Resynchronized Uniformization and Definability Problems for Rational Relations
Christof Löding, Sarah Winter
TL;DR
This work develops a unified framework for uniformization and definability problems of rational word relations using regular synchronization languages. It extends classical results on automatic and recognizable relations by enabling more expressive synchronization constraints and studying both fixed and input-specified target languages; it provides new decidability and undecidability results, with reductions to distance automata and careful analyses of minsync/maxsync/allsync representations. The paper establishes decidability in several important cases (e.g., uniformization by recognizable relations, automatic relations with finite shiftlag targets under certain conditions, and definability when targets are unambiguous or prefix-recognizable) and demonstrates undecidability in broad settings (notably for general uniformization with subsequential transducers and for automatic sources under arbitrary target synchronization).
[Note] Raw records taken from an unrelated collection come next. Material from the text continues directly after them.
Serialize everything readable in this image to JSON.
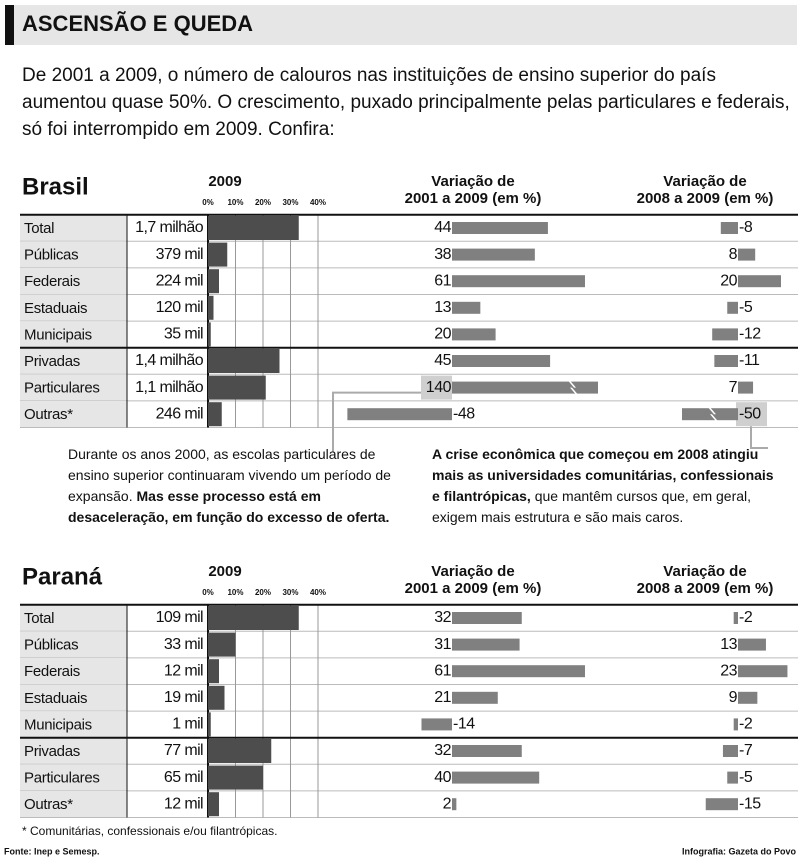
{
  "header": {
    "title": "ASCENSÃO E QUEDA",
    "intro": "De 2001 a 2009, o número de calouros nas instituições de ensino superior do país aumentou quase 50%. O crescimento, puxado principalmente pelas particulares e federais, só foi interrompido em 2009. Confira:"
  },
  "chart_data": [
    {
      "type": "bar",
      "title": "Brasil",
      "color": "#808080",
      "categories": [
        "Total",
        "Públicas",
        "Federais",
        "Estaduais",
        "Municipais",
        "Privadas",
        "Particulares",
        "Outras*"
      ],
      "totals": [
        "1,7 milhão",
        "379 mil",
        "224 mil",
        "120 mil",
        "35 mil",
        "1,4 milhão",
        "1,1 milhão",
        "246 mil"
      ],
      "share_title": "2009",
      "xlim": [
        0,
        40
      ],
      "xticks": [
        {
          "value": 0,
          "label": "0%"
        },
        {
          "value": 10,
          "label": "10%"
        },
        {
          "value": 20,
          "label": "20%"
        },
        {
          "value": 30,
          "label": "30%"
        },
        {
          "value": 40,
          "label": "40%"
        }
      ],
      "share_2009": [
        33,
        7,
        4,
        2,
        1,
        26,
        21,
        5
      ],
      "change_2001_2009": {
        "title": [
          "Variação de",
          "2001 a 2009 (em %)"
        ],
        "values": [
          44,
          38,
          61,
          13,
          20,
          45,
          140,
          -48
        ]
      },
      "change_2008_2009": {
        "title": [
          "Variação de",
          "2008 a 2009 (em %)"
        ],
        "values": [
          -8,
          8,
          20,
          -5,
          -12,
          -11,
          7,
          -50
        ]
      }
    },
    {
      "type": "bar",
      "title": "Paraná",
      "color": "#808080",
      "categories": [
        "Total",
        "Públicas",
        "Federais",
        "Estaduais",
        "Municipais",
        "Privadas",
        "Particulares",
        "Outras*"
      ],
      "totals": [
        "109 mil",
        "33 mil",
        "12 mil",
        "19 mil",
        "1 mil",
        "77 mil",
        "65 mil",
        "12 mil"
      ],
      "share_title": "2009",
      "xlim": [
        0,
        40
      ],
      "xticks": [
        {
          "value": 0,
          "label": "0%"
        },
        {
          "value": 10,
          "label": "10%"
        },
        {
          "value": 20,
          "label": "20%"
        },
        {
          "value": 30,
          "label": "30%"
        },
        {
          "value": 40,
          "label": "40%"
        }
      ],
      "share_2009": [
        33,
        10,
        4,
        6,
        1,
        23,
        20,
        4
      ],
      "change_2001_2009": {
        "title": [
          "Variação de",
          "2001 a 2009 (em %)"
        ],
        "values": [
          32,
          31,
          61,
          21,
          -14,
          32,
          40,
          2
        ]
      },
      "change_2008_2009": {
        "title": [
          "Variação de",
          "2008 a 2009 (em %)"
        ],
        "values": [
          -2,
          13,
          23,
          9,
          -2,
          -7,
          -5,
          -15
        ]
      }
    }
  ],
  "annotations": [
    {
      "parts": [
        "Durante os anos 2000, as escolas particulares de ensino superior continuaram vivendo um período de expansão.",
        " Mas esse processo está em desaceleração, em função do excesso de oferta."
      ]
    },
    {
      "parts": [
        "A crise econômica que começou em 2008 atingiu mais as universidades comunitárias, confessionais e filantrópicas,",
        " que mantêm cursos que, em geral, exigem mais estrutura e são mais caros."
      ]
    }
  ],
  "footnote": "* Comunitárias, confessionais e/ou filantrópicas.",
  "source": "Fonte: Inep e Semesp.",
  "credit": "Infografia: Gazeta do Povo"
}
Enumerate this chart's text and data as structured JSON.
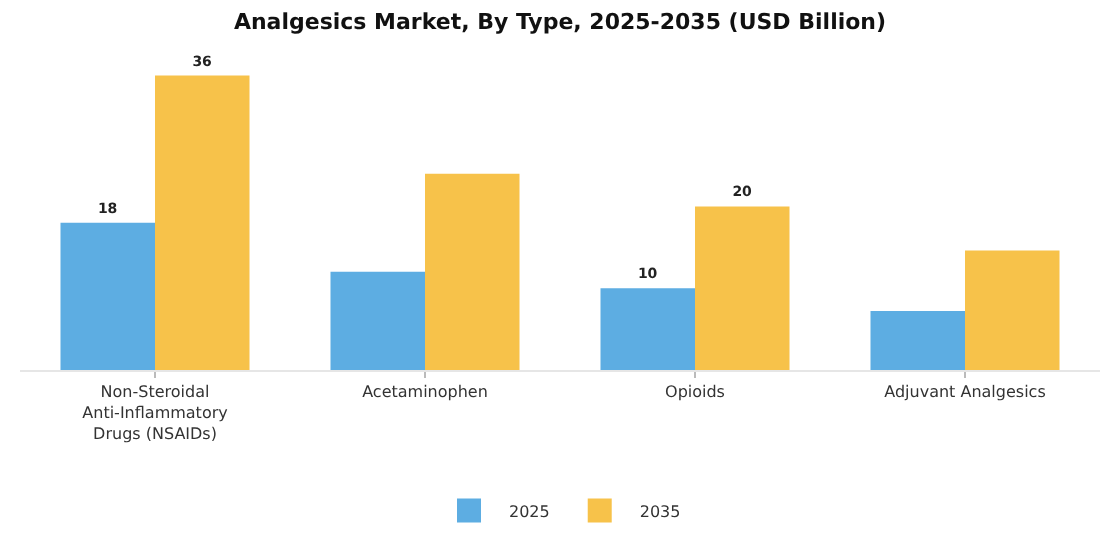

Overall, it clarifies which combinations of source/target classes yield algorithmic solvability and which remain intractable, contributing a systematic map for future work in synchronization-language-based relational definability. The results have potential implications for origin semantics, reactive synthesis, and decision procedures in logic over word relations.
Abstract
Regular synchronization languages can be used to define rational relations of finite words, and to characterize subclasses of rational relations, like automatic or recognizable relations. We provide a systematic study of the decidability of uniformization and definability problems for subclasses of rational relations defined in terms of such synchronization languages. We rephrase known results in this setting and complete the picture by adding several new decidability and undecidability results.